The girl steps off the train. She is tired after a red eye flight from New York to Heathrow, the Underground to Kings Cross and then finally the train to this, her final destination. She pulls a carry-on suitcase behind her; a backpack weighs heavy on her back and a hobo bag is slung across her left shoulder. It is the end of December and chilly, so she wears a puffy silver blue coat that she bought specifically for this trip and a quirky, jersey hat, patterned with dark trees silhouetted against a pink and gray sky. The station is crowded. She stands still, unmoving, and waits for the station to clear. She looks around, searching for the boy. Well, not really a boy. He is a middle-aged man now. The last time she saw him was 30 years ago when he was 22 and so, was she. She nervously scans the crowd for his slight figure, his pale face, his short-cropped silver hair, slate blue eyes, and aquiline nose. She looks for a man wearing a brown leather jacket. He’s told her that he will be wearing this particular coat. It makes him feel cooler than he is, and he wants to impress her. He has told her this. He is open about his insecurities – it is one of the things she likes about him.

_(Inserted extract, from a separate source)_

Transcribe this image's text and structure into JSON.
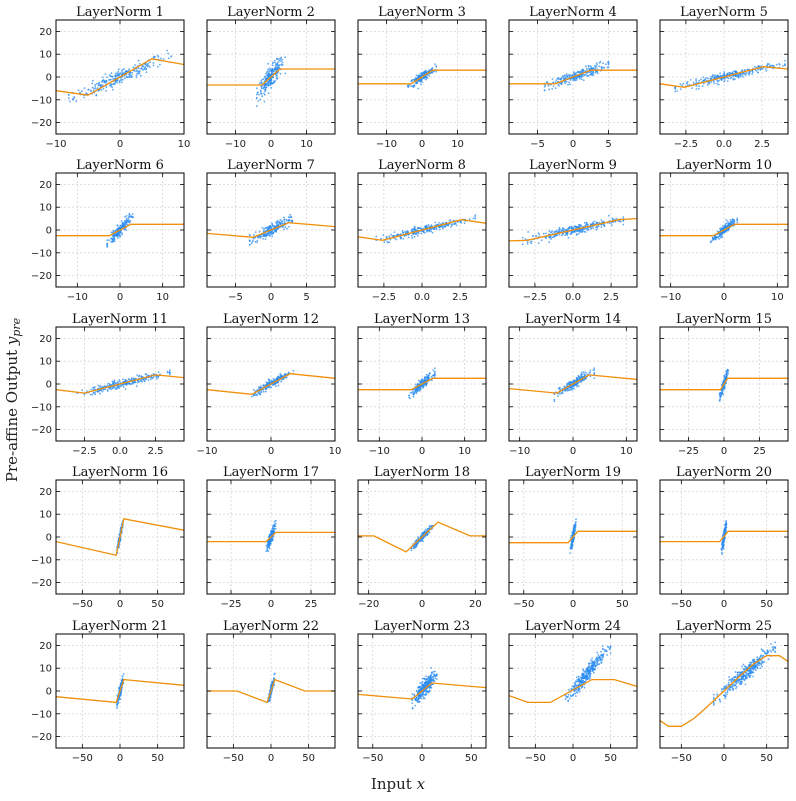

She too has carefully chosen her outfit. Under her coat is a girlish, black, and brown floral dress that she wears with a pair of black leggings and boots. She chose this dress because her friends at work unanimously told her to wear it for this occasion. She pulls at its hem, making sure it covers her butt. The skin around her thumb cuticles is red and raw, bleeding where she picked away the skin. She picks at her cuticles when she is anxious – a self-soothing habit she developed when she was a kid to help her get through the nights when her stepfather decided not to come home, but to stay at the bar where he worked, drinking until he couldn’t stand. She knows her mother is also up waiting – at the ready to pounce the second he stumbles through the door. The girl knows from experience how this will end. Shouted words, recriminations, slurred “shut the f**k up you f**king bitch” from him. Her mother’s voice, quieter, but no less menacing, needling and name calling. For hours the fighting will go on, and she will stay awake until the end, pleading with her mom in her head, “please stop – let him sleep it off”, hoping that neither one of them will get irretrievably hurt. Not a good example of a healthy relationship. Her little sister likes to joke that her parents put the fun in dysfunctional. But despite all that, she still believes in love.
She feels a hand on her back, and she hears her name said in his Rhotic accent.
She turns and sees his tentative face. She is nervous too. But, to lessen what they both know will be an awkward moment, they have decided together beforehand that they are going to simply shake hands when they first meet. She reaches out her hand, he takes it, but then pulls her in for a hug. He is not much taller than she, and their bodies feel aligned, like when you find that elusive puzzle piece that finally fits.
He offers to carry her suitcase. She lets him but first, she takes off her backpack and pulls out a manuscript and hands it to him. “How will this end?” she asks.